If the modifications were defined/documented/published before the construction of the model, and they remained unchanged for the duration of the test, then I would either disagree with the modifications before construction started or accept the results of the test.

In other words, I would have a problem if the modifications were changed after testing began, for whatever reason.

 

[~enigma~]

You may have seen a number of Truthers try to make scale-models of the World Trade Center and use them to "prove" that the towers couldn't possibly have collapsed. Famous examples include Richard Gage with his cardboard boxes, and Heiwa with his pizza boxes and his (fake) $1 mil challenge.

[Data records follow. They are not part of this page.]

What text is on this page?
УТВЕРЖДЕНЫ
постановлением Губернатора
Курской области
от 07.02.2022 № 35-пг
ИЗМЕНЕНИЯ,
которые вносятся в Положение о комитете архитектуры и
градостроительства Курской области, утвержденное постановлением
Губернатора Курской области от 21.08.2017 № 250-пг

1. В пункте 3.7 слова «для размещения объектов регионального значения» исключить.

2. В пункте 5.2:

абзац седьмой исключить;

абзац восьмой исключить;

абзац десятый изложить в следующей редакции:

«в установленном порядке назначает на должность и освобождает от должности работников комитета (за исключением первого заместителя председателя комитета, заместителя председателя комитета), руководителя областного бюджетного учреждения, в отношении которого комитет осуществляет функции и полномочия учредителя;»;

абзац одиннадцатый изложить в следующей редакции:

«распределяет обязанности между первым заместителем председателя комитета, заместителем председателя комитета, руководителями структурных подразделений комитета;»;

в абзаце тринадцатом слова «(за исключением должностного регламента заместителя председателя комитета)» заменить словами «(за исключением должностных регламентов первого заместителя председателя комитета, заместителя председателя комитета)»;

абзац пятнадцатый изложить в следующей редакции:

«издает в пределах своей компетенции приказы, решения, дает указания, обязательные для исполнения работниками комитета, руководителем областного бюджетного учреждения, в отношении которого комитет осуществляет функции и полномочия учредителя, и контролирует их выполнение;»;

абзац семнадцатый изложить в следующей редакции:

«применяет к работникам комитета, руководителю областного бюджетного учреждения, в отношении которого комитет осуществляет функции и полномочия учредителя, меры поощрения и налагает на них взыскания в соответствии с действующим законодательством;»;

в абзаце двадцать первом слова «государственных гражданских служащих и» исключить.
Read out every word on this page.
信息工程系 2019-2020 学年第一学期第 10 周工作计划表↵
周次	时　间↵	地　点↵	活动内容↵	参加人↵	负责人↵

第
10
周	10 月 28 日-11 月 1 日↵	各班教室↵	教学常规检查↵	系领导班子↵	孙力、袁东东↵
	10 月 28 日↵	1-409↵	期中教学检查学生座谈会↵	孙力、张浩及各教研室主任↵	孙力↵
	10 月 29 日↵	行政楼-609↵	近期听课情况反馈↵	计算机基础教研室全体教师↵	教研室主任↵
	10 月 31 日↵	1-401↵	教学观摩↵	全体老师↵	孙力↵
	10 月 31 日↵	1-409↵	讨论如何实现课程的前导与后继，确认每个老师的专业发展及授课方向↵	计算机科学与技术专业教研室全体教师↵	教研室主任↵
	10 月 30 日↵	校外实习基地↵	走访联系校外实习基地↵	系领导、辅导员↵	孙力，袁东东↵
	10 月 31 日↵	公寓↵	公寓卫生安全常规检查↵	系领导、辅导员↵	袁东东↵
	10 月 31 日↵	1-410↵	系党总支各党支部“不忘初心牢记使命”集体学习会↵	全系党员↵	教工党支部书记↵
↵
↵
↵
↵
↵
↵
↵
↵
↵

These don't work. Read and learn this article about the Square-Cube Law.

Did you read it? No you didn't. Stop trying to skip ahead. Read it, I say!

Okay now. If you magically double the dimensions of a tower, its weight will increase by a factor of eight, but the structure's load-bearing capacity will only increase by a factor of four.

This works in reverse, too--if you magically shrink the tower's dimensions by half, its weight will be reduced to 1/8th that of the original, while the load-bearing capacity will only be reduced to 1/4th.

Hence, all these 10- foot "scale models" Truthers have produced over the years to attempt to "prove" the towers couldn't have collapsed, are actually capable of holding a much greater percentage of their own weight than the actual, real-life Twin Towers. Even when you build them out of materials much weaker than steel (such as cardboard), they still have a significant advantage, due to the much smaller scale.


Of course, if you're smart, your intuition should've already told you that Gage and Heiwa's little experiments weren't painting the right picture, but I thought you might like to know the science behind it.

And I am interested in seeing Heiwa's rebuttal.

Is density the Rodney Dangerfield of scaling?